As I tied together three pussy willow branches, I imagined the leaf as a bandage holding together three parts of myself: the child, the mother, and the artist. The starfish was attached with another leaf at the center of the cross. Doesn't the starfish look playful? It is as if it has outstretched arms and it is dancing. As I seek to balance the different archetypes and roles, the dualities of my mind and body, I see how important it is to approach life as a dance for when I resist, I feel the struggle.
This cross says, "Lighten up! Get playful." On this Lenten Journey I will seek to be like a child - full of wonder and curiosity; like a mother - nurturing and gentle; and like the artist - creative and contemplative.
This last cross is perhaps the most intriguing to me.
The top bears several branches reaching out. I sat for quite a time looking up on my wall of crosses thinking, "What is the story behind this cross?" I sat still in silence.
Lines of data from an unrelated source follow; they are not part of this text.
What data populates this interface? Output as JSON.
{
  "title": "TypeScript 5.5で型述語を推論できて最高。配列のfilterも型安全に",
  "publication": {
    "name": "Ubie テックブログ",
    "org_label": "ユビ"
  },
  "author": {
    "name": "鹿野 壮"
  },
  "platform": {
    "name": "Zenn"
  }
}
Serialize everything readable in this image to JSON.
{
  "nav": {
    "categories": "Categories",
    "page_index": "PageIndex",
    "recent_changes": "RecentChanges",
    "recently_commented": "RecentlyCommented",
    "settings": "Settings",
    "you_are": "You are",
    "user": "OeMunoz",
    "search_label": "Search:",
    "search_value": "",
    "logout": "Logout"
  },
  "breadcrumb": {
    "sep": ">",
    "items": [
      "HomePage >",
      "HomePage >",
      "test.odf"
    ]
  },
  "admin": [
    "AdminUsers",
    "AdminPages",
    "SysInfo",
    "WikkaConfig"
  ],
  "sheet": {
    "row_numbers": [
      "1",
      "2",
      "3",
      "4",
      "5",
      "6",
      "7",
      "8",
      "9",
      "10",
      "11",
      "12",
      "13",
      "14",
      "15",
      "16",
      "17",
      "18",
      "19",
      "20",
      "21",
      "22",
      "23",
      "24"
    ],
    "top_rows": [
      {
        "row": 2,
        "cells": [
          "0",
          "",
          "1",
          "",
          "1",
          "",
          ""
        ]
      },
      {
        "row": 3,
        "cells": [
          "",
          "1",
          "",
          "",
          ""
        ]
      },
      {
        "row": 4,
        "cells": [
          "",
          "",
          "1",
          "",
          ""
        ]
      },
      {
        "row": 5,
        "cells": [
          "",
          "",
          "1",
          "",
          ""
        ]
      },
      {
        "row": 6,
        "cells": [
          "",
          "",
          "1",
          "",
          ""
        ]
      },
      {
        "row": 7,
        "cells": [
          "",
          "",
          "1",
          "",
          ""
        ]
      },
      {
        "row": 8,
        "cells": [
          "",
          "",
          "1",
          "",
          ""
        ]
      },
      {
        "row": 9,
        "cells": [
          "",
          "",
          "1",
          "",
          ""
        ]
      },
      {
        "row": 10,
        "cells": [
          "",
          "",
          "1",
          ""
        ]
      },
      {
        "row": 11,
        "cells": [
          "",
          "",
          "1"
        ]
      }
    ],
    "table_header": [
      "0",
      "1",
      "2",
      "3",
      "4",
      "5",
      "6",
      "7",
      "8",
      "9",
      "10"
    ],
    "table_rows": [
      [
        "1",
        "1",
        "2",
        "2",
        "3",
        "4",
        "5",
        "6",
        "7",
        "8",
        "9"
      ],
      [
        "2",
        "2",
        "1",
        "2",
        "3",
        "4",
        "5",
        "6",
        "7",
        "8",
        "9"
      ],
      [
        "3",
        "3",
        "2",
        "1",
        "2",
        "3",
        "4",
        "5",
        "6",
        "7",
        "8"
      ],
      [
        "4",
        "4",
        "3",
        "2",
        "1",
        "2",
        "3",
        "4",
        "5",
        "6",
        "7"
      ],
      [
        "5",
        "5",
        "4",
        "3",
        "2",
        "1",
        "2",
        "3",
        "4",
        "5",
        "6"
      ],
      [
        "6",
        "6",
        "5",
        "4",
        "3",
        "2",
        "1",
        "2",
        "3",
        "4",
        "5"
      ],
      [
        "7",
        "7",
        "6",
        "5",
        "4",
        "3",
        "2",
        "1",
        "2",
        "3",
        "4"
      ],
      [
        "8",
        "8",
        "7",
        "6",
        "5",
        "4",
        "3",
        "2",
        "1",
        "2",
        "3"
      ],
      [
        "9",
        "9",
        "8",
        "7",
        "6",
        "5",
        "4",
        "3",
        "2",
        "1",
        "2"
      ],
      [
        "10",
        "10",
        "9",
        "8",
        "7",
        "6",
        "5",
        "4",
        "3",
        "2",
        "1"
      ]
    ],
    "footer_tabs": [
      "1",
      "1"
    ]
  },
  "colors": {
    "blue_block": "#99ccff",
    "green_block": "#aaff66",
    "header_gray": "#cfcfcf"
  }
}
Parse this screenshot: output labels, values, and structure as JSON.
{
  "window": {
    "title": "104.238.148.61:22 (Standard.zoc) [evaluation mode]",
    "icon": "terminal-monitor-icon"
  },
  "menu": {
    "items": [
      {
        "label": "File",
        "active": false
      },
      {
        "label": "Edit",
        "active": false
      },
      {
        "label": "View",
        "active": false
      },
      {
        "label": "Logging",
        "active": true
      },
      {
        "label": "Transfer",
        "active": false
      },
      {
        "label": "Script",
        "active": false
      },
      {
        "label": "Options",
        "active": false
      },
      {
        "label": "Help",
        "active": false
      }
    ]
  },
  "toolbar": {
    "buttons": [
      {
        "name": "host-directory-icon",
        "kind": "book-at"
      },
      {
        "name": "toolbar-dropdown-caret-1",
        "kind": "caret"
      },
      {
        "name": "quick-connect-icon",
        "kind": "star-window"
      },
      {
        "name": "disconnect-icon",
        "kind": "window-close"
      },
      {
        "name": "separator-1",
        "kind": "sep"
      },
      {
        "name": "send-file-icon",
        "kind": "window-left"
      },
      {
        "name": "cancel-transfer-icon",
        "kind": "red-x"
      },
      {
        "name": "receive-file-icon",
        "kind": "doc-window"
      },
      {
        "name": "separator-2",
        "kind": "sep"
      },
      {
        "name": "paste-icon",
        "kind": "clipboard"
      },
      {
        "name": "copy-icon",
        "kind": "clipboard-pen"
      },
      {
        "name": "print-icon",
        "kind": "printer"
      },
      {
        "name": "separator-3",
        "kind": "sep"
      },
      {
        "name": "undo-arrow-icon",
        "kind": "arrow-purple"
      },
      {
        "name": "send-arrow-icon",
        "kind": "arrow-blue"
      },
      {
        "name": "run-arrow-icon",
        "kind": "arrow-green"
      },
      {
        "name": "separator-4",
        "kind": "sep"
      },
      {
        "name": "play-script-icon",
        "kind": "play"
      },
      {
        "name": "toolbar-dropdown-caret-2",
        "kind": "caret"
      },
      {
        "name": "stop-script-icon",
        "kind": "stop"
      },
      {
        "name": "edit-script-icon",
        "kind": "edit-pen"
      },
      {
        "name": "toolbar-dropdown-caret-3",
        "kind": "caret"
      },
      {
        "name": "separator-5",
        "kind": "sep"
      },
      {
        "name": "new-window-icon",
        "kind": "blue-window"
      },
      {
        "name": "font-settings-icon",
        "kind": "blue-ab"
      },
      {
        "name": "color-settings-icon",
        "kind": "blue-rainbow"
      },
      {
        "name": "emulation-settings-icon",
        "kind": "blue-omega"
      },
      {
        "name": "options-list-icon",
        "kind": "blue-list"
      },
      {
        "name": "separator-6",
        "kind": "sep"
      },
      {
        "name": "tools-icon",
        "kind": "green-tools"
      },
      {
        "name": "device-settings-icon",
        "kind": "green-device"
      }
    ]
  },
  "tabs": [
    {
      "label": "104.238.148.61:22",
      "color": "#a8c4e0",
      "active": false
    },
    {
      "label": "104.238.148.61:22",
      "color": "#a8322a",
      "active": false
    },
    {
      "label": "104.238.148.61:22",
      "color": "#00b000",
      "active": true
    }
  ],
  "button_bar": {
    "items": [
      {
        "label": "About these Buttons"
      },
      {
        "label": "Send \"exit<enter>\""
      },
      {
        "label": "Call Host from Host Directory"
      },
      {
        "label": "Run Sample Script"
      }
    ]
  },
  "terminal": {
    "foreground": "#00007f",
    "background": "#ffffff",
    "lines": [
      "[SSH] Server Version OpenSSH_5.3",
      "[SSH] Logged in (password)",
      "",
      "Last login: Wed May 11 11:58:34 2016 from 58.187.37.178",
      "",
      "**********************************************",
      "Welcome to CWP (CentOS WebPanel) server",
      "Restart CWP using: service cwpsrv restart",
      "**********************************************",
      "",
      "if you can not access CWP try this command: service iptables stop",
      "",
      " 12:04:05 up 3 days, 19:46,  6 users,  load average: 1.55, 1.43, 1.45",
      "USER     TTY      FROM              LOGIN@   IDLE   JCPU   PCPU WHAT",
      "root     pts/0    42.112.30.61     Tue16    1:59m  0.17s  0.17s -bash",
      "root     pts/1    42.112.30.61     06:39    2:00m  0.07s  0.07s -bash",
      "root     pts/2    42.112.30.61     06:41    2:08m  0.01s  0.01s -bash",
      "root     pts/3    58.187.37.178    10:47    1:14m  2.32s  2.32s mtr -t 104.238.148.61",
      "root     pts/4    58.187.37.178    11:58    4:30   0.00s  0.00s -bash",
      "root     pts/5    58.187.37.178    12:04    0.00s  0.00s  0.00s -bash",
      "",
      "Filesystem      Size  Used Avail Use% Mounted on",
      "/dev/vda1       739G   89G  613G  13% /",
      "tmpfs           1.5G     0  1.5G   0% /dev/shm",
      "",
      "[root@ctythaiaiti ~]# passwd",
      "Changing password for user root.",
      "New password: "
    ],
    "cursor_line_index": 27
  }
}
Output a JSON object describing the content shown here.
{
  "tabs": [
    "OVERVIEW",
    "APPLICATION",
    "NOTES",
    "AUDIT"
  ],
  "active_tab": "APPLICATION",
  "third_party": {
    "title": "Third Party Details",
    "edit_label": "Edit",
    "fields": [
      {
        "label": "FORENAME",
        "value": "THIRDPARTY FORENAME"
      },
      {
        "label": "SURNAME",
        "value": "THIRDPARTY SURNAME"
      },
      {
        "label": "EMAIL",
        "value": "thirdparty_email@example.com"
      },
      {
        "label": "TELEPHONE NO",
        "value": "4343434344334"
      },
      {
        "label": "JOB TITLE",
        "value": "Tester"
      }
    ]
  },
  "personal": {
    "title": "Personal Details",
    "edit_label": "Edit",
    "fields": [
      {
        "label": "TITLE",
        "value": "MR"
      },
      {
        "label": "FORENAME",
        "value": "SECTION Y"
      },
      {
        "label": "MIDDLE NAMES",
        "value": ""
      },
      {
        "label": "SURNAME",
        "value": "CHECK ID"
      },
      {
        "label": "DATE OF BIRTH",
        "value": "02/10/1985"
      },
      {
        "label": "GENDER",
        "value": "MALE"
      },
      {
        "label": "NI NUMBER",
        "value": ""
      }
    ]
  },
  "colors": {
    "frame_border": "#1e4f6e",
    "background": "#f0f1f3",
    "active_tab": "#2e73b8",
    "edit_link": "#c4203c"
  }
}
I sat and sat. My mind seemed empty. On a small table next to the crosses I pulled out my box of Zen cards and randomly choose a card. FORGIVENESS came up. "Ah-ha! Yes, forgiveness is the name of this cross." I've been exploring forgiveness in the last seven years and more recently the focus has been turned inward on forgiving myself. As I look back on that first cross and my struggle, perhaps it is time to open my heart and forgive those who have been so very human, broken, and misguided?
The back of the Zen card reads:
yourself and everyone
around you. When you
judge others, YOU
are the one who feels
forgiveness, all pain
Now it is your turn!
I invite you to take up your own journey during the 40 days of Lent. Try making a cross of your own. Consider getting together with your friends to share this creative practice - and be sure to leave time for telling the stories of the crosses. The crosses also make a thoughtful gift for a friend, loved one, or colleague.
I hope you'll be inspired by this post to create one. As a little incentive I picked up a copy of the book, Making Crosses: A Creative Connection to God by Ellen Morris Prewitt for one lucky participant.
1. Design a cross using any materials of your choosing. Maybe you'll take a week to collect materials before you sit down to work. One suggestion from the book is to select items to honor your past. To get organized, consider setting up a table just for this practice so you don't have to complete your project in one sitting. When I work I allow myself to slow down and observe the process. Feeling resistance? Breath into it and let go of any expectations. Turn to your journal to empty yourself of any frustration. Remind yourself that you have everything you need to make your cross.
2. Post a photo on the True North Arts page on Facebook.
3. Include a description. In your Facebook post share the materials used, the name of your cross, and any details you would like to share.
4. Submit your entry by Friday, March 29, 2013 at midnight EST.
5. I'll announce the winner on Easter Sunday, March 31, 2013.
Go! Collect some materials and fashion yourself a cross. In this creative time, look inward. Listen to your heart. May you find a deeper connection to the divine. I look forward to seeing your beautiful crosses!